Note that I’ve been installing Exchange 2010 SP1 Beta on Windows Server 2008 R2 only so far, so on Windows Server 2008 SP2 your mileage may vary.

Exchange 2010 SP1 Beta updates (cont’d)


Even more collateral updates after the release of Exchange Server 2010 SP1 Beta. Today the updated Exchange Server 2010 SP1 Beta Help file and the Exchange Server 2010 SP1 Beta UM Language Packs saw daylight.

The standalone Exchange Server 2010 SP1 Beta Help file can be used to as a reference to plan, deploy and manage your Exchange 2010 SP1 Beta organization.

The Exchange Server 2010 SP1 Beta Unified Messaging (UM) Language Packs allow an Exchange Server 2010 SP1 Beta UM server to speak additional languages to callers and recognize other languages when callers use Automatic Speech Recognition (ASR) or when voice messages are transcribed.

You can download the Exchange Server 2010 SP1 Beta Help file here; the individual Exchange Server 2010 SP1 Beta UM Language Packs can be retrieved from this location.

Hosting Deployment Guide for Exchange 2010 SP1 Beta


In addition to the Exchange 2010 SP1 Beta release yesterday and all the updated related documents and kits, the Hosting Deployment Guide for Exchange 2010 SP1 Beta became available today.

The guide (CHM help file) describes hosting Exchange Server 2010 SP1 in a multi-tenant organization using single installation.

You can download the guide here.

Exchange 2010 SP1 Beta


This weeked the Exchange team released the public beta of Service Pack 1 for Microsoft Exchange Server 2010.

You can download the Exchange 2010 SP1 Beta here.

For those still unaware, the 500Mb+ file contains the full set of binaries; you can use it to upgrade existing RTM installations but can also deploy new Exchange 2010 SP1 Beta installations.

Note that when you want to install SP1 Beta on an Exchange Server holding the Client Access Server role, on top of Windows Server 2008 R2, you first need to install hotfix 981002 – Windows Communication Foundation in the .NET Framework 3.5 SP1 for Windows 7 and Windows Server 2008 R2. You can download this hotfix here.

With the release of SP1 Beta Microsoft also released updates of the following documents and kits (list might be incomplete):

Note: As always with beta code, it is advised to use it on non-production systems only.

Update: The Exchange Team blogged on the Exchange 2010 SP1 Beta availability and confirmed included updates mentioned earlier, e.g. archiving and discovery enhancements, OWA improvements, upgraded mobility features and Management Console improvements. Still no Release Notes though, but the team also mentioned that Exchange 2007 SP3 is imminent.

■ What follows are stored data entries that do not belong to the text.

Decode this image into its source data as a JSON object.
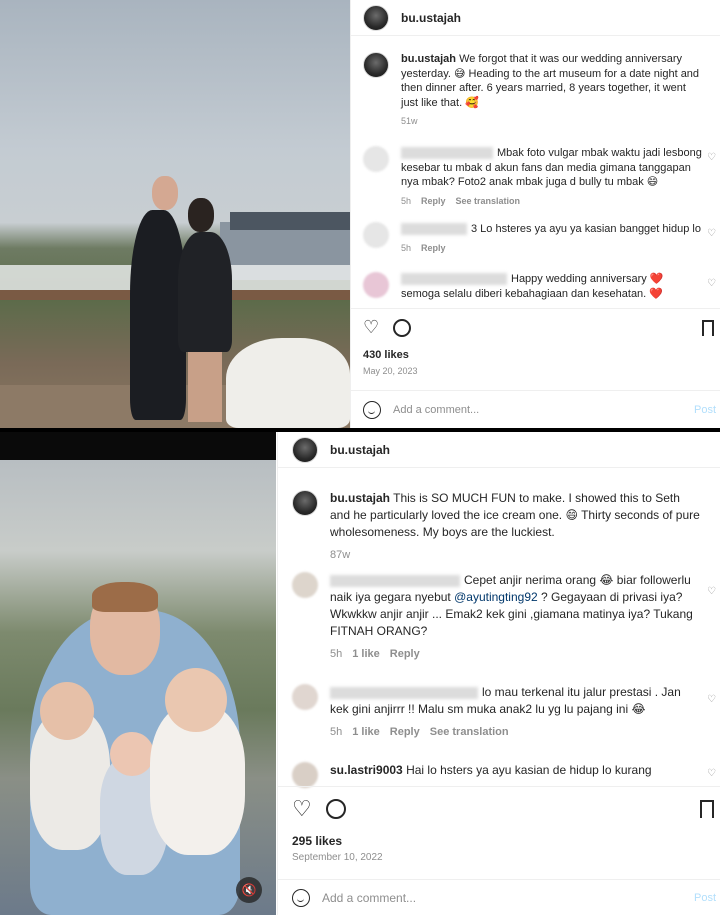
{
  "post1": {
    "username": "bu.ustajah",
    "caption_user": "bu.ustajah",
    "caption": "We forgot that it was our wedding anniversary yesterday. 😅 Heading to the art museum for a date night and then dinner after. 6 years married, 8 years together, it went just like that. 🥰",
    "caption_age": "51w",
    "comments": [
      {
        "text": "Mbak foto vulgar mbak waktu jadi lesbong kesebar tu mbak d akun fans dan media gimana tanggapan nya mbak? Foto2 anak mbak juga d bully tu mbak 😄",
        "time": "5h",
        "reply": "Reply",
        "translation": "See translation"
      },
      {
        "text": "3 Lo hsteres ya ayu ya kasian bangget hidup lo",
        "time": "5h",
        "reply": "Reply"
      },
      {
        "text": "Happy wedding anniversary ❤️ semoga selalu diberi kebahagiaan dan kesehatan. ❤️",
        "time": "",
        "reply": ""
      }
    ],
    "likes": "430 likes",
    "date": "May 20, 2023",
    "add_comment": "Add a comment...",
    "post_btn": "Post"
  },
  "post2": {
    "username": "bu.ustajah",
    "caption_user": "bu.ustajah",
    "caption": "This is SO MUCH FUN to make. I showed this to Seth and he particularly loved the ice cream one. 😄 Thirty seconds of pure wholesomeness. My boys are the luckiest.",
    "caption_age": "87w",
    "comments": [
      {
        "text_pre": "Cepet anjir nerima orang 😂 biar followerlu naik iya gegara nyebut ",
        "mention": "@ayutingting92",
        "text_post": " ? Gegayaan di privasi iya? Wkwkkw anjir anjir ... Emak2 kek gini ,giamana matinya iya? Tukang FITNAH ORANG?",
        "time": "5h",
        "likes": "1 like",
        "reply": "Reply"
      },
      {
        "text": "lo mau terkenal itu jalur prestasi . Jan kek gini anjirrr !! Malu sm muka anak2 lu yg lu pajang ini 😂",
        "time": "5h",
        "likes": "1 like",
        "reply": "Reply",
        "translation": "See translation"
      },
      {
        "user": "su.lastri9003",
        "text": "Hai lo hsters ya ayu kasian de hidup lo kurang"
      }
    ],
    "likes": "295 likes",
    "date": "September 10, 2022",
    "add_comment": "Add a comment...",
    "post_btn": "Post"
  }
}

Microsoft Exchange Server 2010 SP1 Beta Web Services SDK June 2010

MapiExceptionNotFound: Unable to delete mailbox


Johan Veldhuis blogged about the problem we encountered when moving mailboxes cross-forest from Exchange 2003 to Exchange 2010 (also see my 2-part article on cross-forest move). We received the following mailbox move failure message:

Warning: Unable to update AD information for the source mailbox at the end of the move.  Error details: An error occurred while updating a user object after the move operation. –> Failed to find the address type object in Active Directory for address type “SMTP:AMD64″.

Failed to cleanup the source mailbox after the move.
Error details: MapiExceptionNotFound: Unable to delete mailbox. (hr=0×8004010f, ec=-2147221233)

So, besides an Exchange 2010 mailbox the Exchange 2003 mailbox was still there, and AD attributes weren’t changed on the source AD object (e.g. HomeMDB still pointing to Exchange 2003). This is a potential serious condition as incoming e-mail might be delivered to the Exchange 2003 mailbox instead of the new Exchange 2010 mailbox, depending on your setup and speed to remove the source mailbox.

To assist with this issue Microsoft released hotfix 940012 for Exchange 2003. It will generate an event on Exchange 2003 when it cannot remove the mailbox. It will also log which folder might be the culprit. After detecting and identifying  the mailbox with issues, you still need to remove it manually (steps should be known; if not, they’re contained in the kb article).

You can view kb article 940012 here and download the related hotfix for Exchange Server 2003 SP2(!) through here.